[pp.int.general] A Swedish Rights Management organizationnow accepts some CC licences

Reinier Bakels r.bakels at planet.nl
Thu May 28 11:08:18 CEST 2009

> This is a step in the right direction, but not sufficient if it is
> limited to the NC licenses.
It is an essential step if rights management organisations learn to accept 
that not all authors always want to make money from their works.
In NL, a union of retail stores was fed up by paying copyrights for 
background music, so they had background music specifically composed and 
performed for them, and purchased the copyrights ("assignment"). Still they 
were harrassed by collective rights management organisations (who typically 
charge fees unrelated to the actual music played, even for offices), but 
eventually the collective rights management organisations accepted the 
facts, and - what is apparently more complicated - adapted the 
organisational policies.
Another problem: in a copyright textbook I read the comment that authors 
fundamentally have the right to refuse copyright licences.
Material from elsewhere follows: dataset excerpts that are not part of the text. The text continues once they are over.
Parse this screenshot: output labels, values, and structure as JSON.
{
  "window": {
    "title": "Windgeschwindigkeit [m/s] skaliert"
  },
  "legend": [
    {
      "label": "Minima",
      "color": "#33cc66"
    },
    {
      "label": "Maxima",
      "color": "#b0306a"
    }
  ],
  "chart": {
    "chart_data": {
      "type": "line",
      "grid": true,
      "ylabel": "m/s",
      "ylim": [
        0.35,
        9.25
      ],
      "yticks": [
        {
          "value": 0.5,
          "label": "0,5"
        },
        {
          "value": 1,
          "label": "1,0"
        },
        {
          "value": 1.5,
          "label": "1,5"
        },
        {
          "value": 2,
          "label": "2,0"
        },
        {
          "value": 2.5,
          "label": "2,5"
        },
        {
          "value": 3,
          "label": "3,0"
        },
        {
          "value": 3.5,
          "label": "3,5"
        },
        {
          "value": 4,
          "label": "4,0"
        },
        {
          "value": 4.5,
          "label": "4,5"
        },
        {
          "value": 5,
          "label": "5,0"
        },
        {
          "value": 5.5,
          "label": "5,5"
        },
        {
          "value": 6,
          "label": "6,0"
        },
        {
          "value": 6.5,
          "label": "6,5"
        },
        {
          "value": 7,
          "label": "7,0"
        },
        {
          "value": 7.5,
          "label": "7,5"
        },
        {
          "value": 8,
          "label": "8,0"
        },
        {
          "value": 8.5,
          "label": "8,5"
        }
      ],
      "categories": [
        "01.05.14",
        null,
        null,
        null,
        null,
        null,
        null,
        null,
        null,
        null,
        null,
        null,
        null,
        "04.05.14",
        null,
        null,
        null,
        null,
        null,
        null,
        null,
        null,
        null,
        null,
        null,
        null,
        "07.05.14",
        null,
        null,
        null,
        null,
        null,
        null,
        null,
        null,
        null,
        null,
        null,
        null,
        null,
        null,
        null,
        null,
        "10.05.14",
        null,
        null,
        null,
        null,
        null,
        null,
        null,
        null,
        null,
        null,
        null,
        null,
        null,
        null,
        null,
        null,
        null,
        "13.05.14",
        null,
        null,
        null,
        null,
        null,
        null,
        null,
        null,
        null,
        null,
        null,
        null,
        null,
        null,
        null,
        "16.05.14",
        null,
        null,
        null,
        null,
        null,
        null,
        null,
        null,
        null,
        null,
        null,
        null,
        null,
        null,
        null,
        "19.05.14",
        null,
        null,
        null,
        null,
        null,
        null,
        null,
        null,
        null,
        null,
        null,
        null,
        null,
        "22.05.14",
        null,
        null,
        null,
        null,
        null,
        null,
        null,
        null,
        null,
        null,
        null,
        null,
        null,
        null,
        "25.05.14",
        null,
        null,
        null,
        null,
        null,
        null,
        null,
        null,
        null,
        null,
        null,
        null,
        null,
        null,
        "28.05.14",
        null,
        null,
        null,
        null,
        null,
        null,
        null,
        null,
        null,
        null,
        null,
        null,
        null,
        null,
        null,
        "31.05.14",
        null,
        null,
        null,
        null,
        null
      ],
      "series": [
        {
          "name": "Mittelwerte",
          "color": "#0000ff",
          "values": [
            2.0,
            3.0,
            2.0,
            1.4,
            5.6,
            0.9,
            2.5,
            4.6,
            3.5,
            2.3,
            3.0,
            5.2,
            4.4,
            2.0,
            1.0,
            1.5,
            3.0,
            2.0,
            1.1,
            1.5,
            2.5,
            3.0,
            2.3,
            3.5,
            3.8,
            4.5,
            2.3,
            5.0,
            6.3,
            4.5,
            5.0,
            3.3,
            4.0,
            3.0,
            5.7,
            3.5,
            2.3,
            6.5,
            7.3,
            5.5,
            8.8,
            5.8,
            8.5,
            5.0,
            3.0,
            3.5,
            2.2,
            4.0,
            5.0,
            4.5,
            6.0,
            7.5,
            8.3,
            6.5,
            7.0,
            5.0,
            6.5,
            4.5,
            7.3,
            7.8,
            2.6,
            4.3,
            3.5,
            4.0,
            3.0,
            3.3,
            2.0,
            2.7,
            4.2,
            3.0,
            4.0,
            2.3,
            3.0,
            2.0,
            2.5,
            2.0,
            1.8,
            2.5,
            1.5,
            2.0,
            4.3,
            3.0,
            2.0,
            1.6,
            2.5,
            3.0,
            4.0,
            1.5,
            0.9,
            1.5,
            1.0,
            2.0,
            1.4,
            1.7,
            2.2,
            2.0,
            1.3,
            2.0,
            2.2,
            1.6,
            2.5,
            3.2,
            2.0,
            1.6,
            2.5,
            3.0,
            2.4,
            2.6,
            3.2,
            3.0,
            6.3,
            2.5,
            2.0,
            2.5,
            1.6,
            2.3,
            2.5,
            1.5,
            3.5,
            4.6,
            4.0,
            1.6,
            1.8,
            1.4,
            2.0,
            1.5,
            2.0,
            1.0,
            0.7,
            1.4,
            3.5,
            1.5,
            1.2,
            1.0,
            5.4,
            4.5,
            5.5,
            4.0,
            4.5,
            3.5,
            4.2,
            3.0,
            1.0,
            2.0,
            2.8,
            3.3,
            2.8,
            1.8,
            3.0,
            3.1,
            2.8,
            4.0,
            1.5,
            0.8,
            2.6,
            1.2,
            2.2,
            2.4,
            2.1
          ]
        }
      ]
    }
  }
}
If Microsoft 
wants to buy RMS software, he may say: you don't get it, whatever you pay. 
The textbook argues that collective rights management organisations make the 
assumption that no one objects exploitation of his works - while that is 
actually a fundamental prerogative of the copyright owner. Proponents of 
free software and information may not immediately sympathise with people 
outright refusing copyright licences, but there are (other) examples when 
thgis makes sense: e.g. a nartist may not like that his works are used in an 
advertisement campaign, for whatever unsympathetic firm (Microsoft again?) 
Interdicting commercial exploitaion is also a CC variant.